Aqui, Almendros nos revela alguns momentos em que a magia tomou conta do set, em que sensibilidade e sintonia geraram o “momento perfeito”, aquele em que a satisfação pelo resultado alcançado contagia a equipe, aquele em que todos têm contato com o verdadeiro motivo que nos leva a fazer cinema.

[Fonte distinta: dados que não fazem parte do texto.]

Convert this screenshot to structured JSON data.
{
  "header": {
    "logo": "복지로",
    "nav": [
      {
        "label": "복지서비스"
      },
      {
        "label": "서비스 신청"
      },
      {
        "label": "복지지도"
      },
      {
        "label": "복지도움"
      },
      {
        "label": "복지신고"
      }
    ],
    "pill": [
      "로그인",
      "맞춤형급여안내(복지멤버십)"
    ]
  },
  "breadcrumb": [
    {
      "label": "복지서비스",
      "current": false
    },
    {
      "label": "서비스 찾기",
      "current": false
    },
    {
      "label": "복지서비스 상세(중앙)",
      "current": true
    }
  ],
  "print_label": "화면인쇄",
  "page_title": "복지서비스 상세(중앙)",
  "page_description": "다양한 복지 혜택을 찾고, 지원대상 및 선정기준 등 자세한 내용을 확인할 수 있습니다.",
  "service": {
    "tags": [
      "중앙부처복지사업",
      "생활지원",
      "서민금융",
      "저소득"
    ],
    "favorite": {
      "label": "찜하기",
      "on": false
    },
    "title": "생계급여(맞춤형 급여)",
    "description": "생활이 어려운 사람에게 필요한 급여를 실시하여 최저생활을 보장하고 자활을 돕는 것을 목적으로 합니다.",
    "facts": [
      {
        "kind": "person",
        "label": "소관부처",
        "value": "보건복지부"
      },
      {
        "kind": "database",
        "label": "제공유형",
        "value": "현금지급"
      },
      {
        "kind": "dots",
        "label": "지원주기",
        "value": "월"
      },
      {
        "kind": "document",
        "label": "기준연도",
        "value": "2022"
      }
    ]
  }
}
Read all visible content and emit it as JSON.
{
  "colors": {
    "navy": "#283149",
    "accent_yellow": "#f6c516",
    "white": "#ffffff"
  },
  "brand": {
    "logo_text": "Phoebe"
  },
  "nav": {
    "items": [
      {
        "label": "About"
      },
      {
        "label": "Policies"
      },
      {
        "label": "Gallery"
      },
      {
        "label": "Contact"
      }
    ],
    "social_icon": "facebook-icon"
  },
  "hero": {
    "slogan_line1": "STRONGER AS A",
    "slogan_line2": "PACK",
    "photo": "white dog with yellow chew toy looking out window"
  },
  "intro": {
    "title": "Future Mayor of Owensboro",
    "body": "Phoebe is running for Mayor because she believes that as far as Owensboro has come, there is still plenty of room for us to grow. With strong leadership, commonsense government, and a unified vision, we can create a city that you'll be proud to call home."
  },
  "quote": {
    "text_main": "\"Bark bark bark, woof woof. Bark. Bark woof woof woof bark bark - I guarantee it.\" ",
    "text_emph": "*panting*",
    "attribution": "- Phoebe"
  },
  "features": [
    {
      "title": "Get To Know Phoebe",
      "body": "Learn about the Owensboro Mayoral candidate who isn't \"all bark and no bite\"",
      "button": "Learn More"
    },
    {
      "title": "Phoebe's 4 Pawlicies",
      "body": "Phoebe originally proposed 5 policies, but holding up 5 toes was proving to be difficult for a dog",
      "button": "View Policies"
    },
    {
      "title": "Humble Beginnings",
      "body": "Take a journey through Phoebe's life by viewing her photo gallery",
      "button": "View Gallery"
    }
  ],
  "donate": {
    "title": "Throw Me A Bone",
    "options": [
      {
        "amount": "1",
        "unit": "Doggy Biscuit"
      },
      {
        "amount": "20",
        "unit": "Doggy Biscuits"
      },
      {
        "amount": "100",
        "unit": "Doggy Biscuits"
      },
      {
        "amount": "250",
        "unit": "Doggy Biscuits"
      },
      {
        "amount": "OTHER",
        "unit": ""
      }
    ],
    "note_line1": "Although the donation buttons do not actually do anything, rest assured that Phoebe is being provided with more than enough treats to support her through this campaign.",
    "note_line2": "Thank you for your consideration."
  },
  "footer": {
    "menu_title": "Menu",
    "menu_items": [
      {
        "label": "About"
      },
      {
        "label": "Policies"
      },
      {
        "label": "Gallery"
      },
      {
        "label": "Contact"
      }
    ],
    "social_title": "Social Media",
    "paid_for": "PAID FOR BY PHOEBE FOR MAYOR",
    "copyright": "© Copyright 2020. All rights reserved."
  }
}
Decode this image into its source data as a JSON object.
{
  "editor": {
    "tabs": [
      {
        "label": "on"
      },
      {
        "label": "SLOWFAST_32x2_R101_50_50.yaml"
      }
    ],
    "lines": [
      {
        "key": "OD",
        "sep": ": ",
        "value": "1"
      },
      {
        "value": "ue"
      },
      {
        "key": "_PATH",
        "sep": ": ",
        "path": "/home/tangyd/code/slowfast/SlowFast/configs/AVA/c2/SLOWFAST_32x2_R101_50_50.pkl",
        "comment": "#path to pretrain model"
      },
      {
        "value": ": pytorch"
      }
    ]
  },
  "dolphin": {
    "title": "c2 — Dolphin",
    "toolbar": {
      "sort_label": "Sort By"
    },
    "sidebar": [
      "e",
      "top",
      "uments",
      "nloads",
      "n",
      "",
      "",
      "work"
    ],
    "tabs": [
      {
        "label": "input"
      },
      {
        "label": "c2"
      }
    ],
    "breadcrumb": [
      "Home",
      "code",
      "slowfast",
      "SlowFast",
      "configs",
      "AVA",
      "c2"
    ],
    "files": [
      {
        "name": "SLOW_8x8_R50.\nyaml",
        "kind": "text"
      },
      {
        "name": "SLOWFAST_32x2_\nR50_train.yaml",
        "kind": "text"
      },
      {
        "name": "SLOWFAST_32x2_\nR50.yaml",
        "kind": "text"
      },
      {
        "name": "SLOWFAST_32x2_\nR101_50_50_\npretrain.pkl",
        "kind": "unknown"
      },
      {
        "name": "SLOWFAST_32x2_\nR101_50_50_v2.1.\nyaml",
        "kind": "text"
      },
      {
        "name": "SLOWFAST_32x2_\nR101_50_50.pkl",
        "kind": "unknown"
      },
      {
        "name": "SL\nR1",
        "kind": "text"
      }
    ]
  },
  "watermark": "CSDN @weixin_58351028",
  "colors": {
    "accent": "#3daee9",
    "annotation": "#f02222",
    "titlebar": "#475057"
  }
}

Numa época em que a pressão por resultados, a urgência em cumprir planos de filmagem, a rapidez da comunicação e a profusão de aparatos técnicos tomam conta da nossa vida profissional, esse texto vem nos lembrar da importância da construção cuidadosa e sensível desses momentos únicos que se eternizam nas telas e marcam a todos os que deles participam.
The Perfect Moment
Texto de Néstor Almendros originalmente publicado em http://www.movingimagesource.us/articles/the-perfect-moment-20100112
Tradução: José Roberto Eliezer, ABC
Janeiro de 2010
O grande diretor de fotografia Néstor Almendros (1930-1992), homenageado com uma restropectiva no Museum of the Moving em 1989, trabalhou com François Truffaut (O Garoto Selvagem, O Último Metrô), Terrence Malick (Cinzas no Paraíso), Robert Benton (Kramer vs. Kramer, Um Lugar no Coração) e Alan Pakula (A Escolha de Sofia). Mas sua relação de trabalho mais próxima foi com Eric Rohmer, que faleceu em 11 de janeiro de 2010. Juntos, fizeram sete longas, entre os quais A Colecionadora, Minha Noite com Ela, O Joelho de Claire, Amor à Tarde, A Marquesa de O., Perceval le Gallois e Pauline na Praia. Seu trabalho conjunto era marcado por uma falsa simplicidade, iluminação naturalista e um senso clássico e refinado de composição. Estes trechos do livro de memórias de Almendros, Man With A Câmera, (1984, esgotado) mostram suas impressões sobre o processo criativo de Rohmer.
A Colecionadora (1967)
Nos campos/contracampos, ao invés do procedimento comum de fazer primeiro o plano inteiro de um ator e depois do outro, alternando-os durante a edição, Rohmer filmava apenas o essencial – a pessoa falando ou ouvindo – de maneira que nunca havia duplicação de ação na montagem, que era exatamente a que ele planejara. Usamos somente 5 mil metros de negativo em A Colecionadora. No laboratório pensavam que era um curta metragem. Nesse sentido, Rohmer era como Buñuel, que concebia cada cena de uma única maneira, tendo antes refletido muito sobre ela.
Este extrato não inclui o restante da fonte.